Amazon is adding Alexa to its music streaming app, a stealth move that means it will take on voice assistant rivals Apple and Google on their very own devices.
Instead of using a traditional search box and typing in song titles, users will now be able to ask for them on the Amazon Music app on Apple's iPhones and iPads, as well as Android smartphones.
But as well as searching for a favourite song, it is understood it will add full Alexa functionality to smartphones for the first time outside of the US. That means questions such as "what's the weather" can be found from phones in the same way as you currently can on the Amazon Echo, Fire tablet and other devices,
Apple's iPhone comes with the built-in Siri voice assistant, while Google Assistant is available on Android phones, both of which can offer weather forecasts and more when asked. Samsung has also stepped into the voice assistant fray with Bixby, which is built into its latest handsets.
Users will tap a button to trigger Alexa before speaking to the Amazon Music app. The streaming service rivals Spotify and Apple Music. It launched in the UK last year - the latest Alexa integration is being pitched as a push for the streaming service.
Paul Firth, the UK head of digital music at Amazon, told City A.M. Amazon is "very pleased" with how well the service is doing, adding that it's "ahead of where we expected to be". The tech giant does not release user numbers, but according to music industry analyst Mark Mulligan it is now the third largest subscription service in the world behind Spotify and Apple.

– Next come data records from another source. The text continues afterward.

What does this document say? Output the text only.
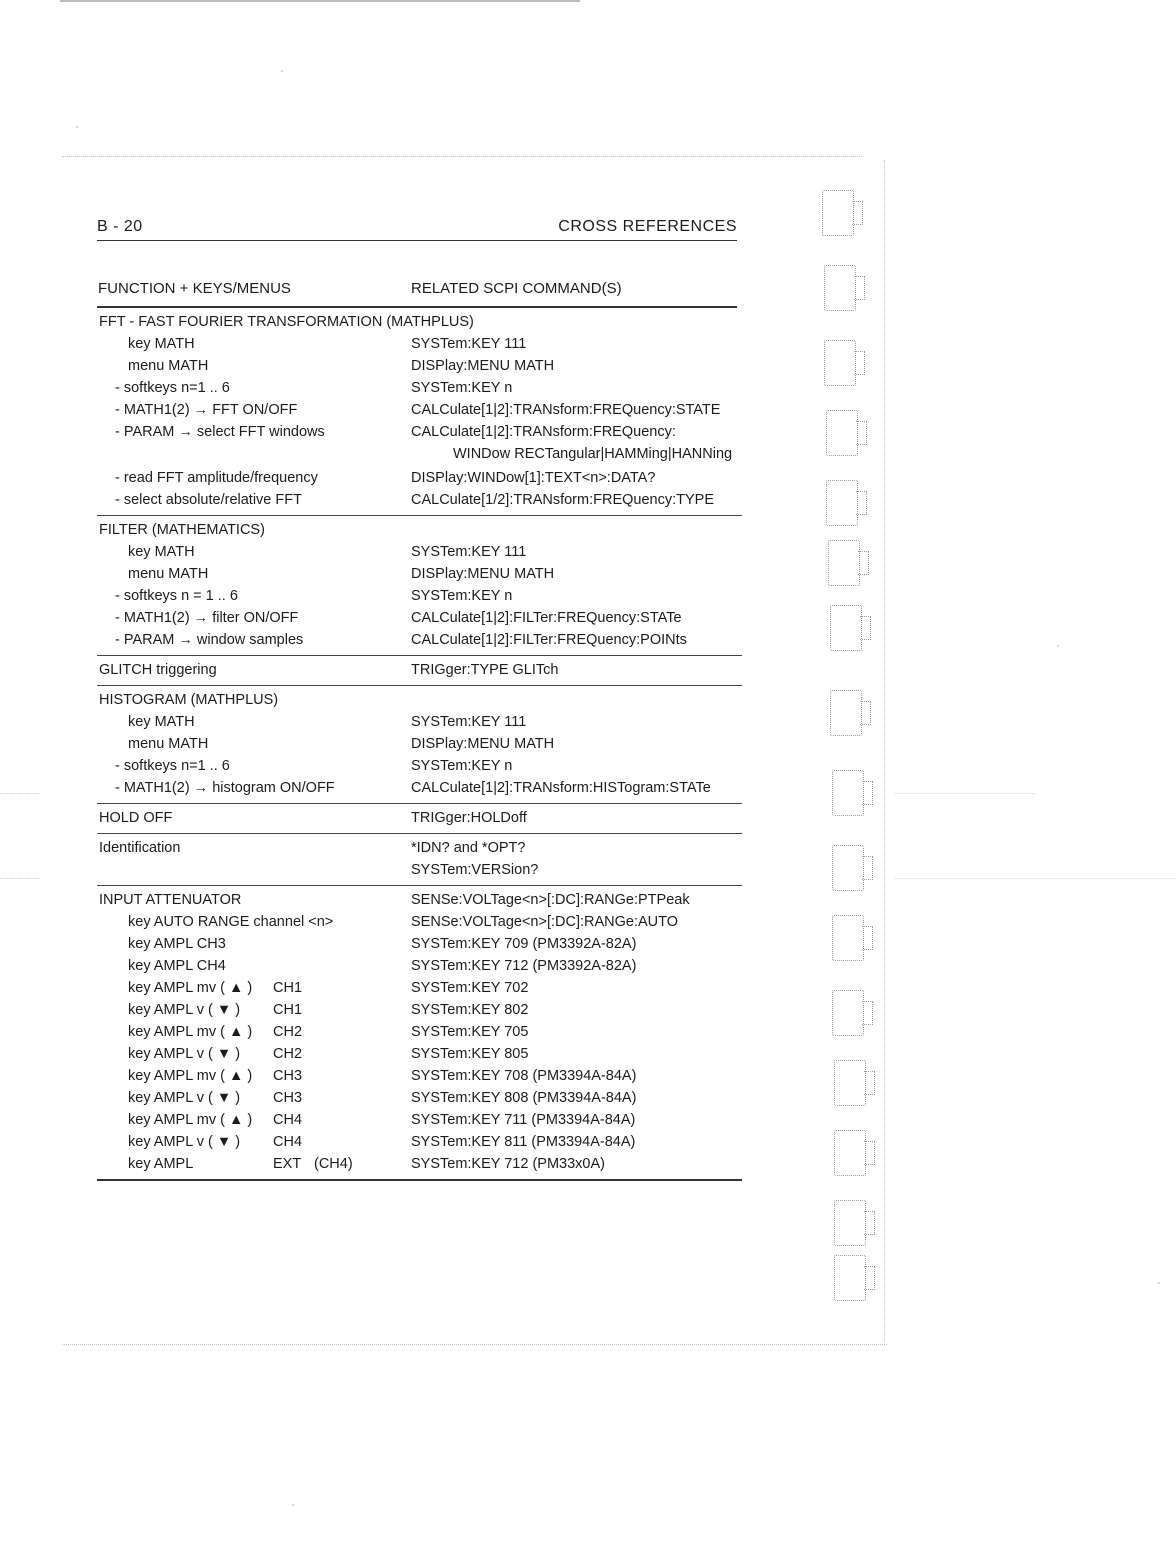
B - 20	CROSS REFERENCES
FUNCTION + KEYS/MENUS	RELATED SCPI COMMAND(S)
FFT - FAST FOURIER TRANSFORMATION (MATHPLUS)
key MATH	SYSTem:KEY 111
menu MATH	DISPlay:MENU MATH
- softkeys n=1 .. 6	SYSTem:KEY n
- MATH1(2) → FFT ON/OFF	CALCulate[1|2]:TRANsform:FREQuency:STATE
- PARAM → select FFT windows	CALCulate[1|2]:TRANsform:FREQuency:
WINDow RECTangular|HAMMing|HANNing
- read FFT amplitude/frequency	DISPlay:WINDow[1]:TEXT<n>:DATA?
- select absolute/relative FFT	CALCulate[1/2]:TRANsform:FREQuency:TYPE
FILTER (MATHEMATICS)
key MATH	SYSTem:KEY 111
menu MATH	DISPlay:MENU MATH
- softkeys n = 1 .. 6	SYSTem:KEY n
- MATH1(2) → filter ON/OFF	CALCulate[1|2]:FILTer:FREQuency:STATe
- PARAM → window samples	CALCulate[1|2]:FILTer:FREQuency:POINts
GLITCH triggering	TRIGger:TYPE GLITch
HISTOGRAM (MATHPLUS)
key MATH	SYSTem:KEY 111
menu MATH	DISPlay:MENU MATH
- softkeys n=1 .. 6	SYSTem:KEY n
- MATH1(2) → histogram ON/OFF	CALCulate[1|2]:TRANsform:HISTogram:STATe
HOLD OFF	TRIGger:HOLDoff
Identification	*IDN? and *OPT?
SYSTem:VERSion?
INPUT ATTENUATOR	SENSe:VOLTage<n>[:DC]:RANGe:PTPeak
key AUTO RANGE channel <n>	SENSe:VOLTage<n>[:DC]:RANGe:AUTO
key AMPL CH3	SYSTem:KEY 709 (PM3392A-82A)
key AMPL CH4	SYSTem:KEY 712 (PM3392A-82A)
key AMPL mv ( ▲ ) CH1	SYSTem:KEY 702
key AMPL v ( ▼ ) CH1	SYSTem:KEY 802
key AMPL mv ( ▲ ) CH2	SYSTem:KEY 705
key AMPL v ( ▼ ) CH2	SYSTem:KEY 805
key AMPL mv ( ▲ ) CH3	SYSTem:KEY 708 (PM3394A-84A)
key AMPL v ( ▼ ) CH3	SYSTem:KEY 808 (PM3394A-84A)
key AMPL mv ( ▲ ) CH4	SYSTem:KEY 711 (PM3394A-84A)
key AMPL v ( ▼ ) CH4	SYSTem:KEY 811 (PM3394A-84A)
key AMPL	EXT (CH4)	SYSTem:KEY 712 (PM33x0A)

Alexa will also let users search in new ways not typically available via typing, responding to phrases such as "play the latest song from Foo Fighters" or "play Oasis songs from 1995". Commands informed by how people interact with playing music via the Echo are "a more natural way to search", said Firth.
He added that he was confident Alexa on smartphones will be used outside the confines of the home, and even among people on the commute listening on headphones, as voice assistant use grows and becomes the norm.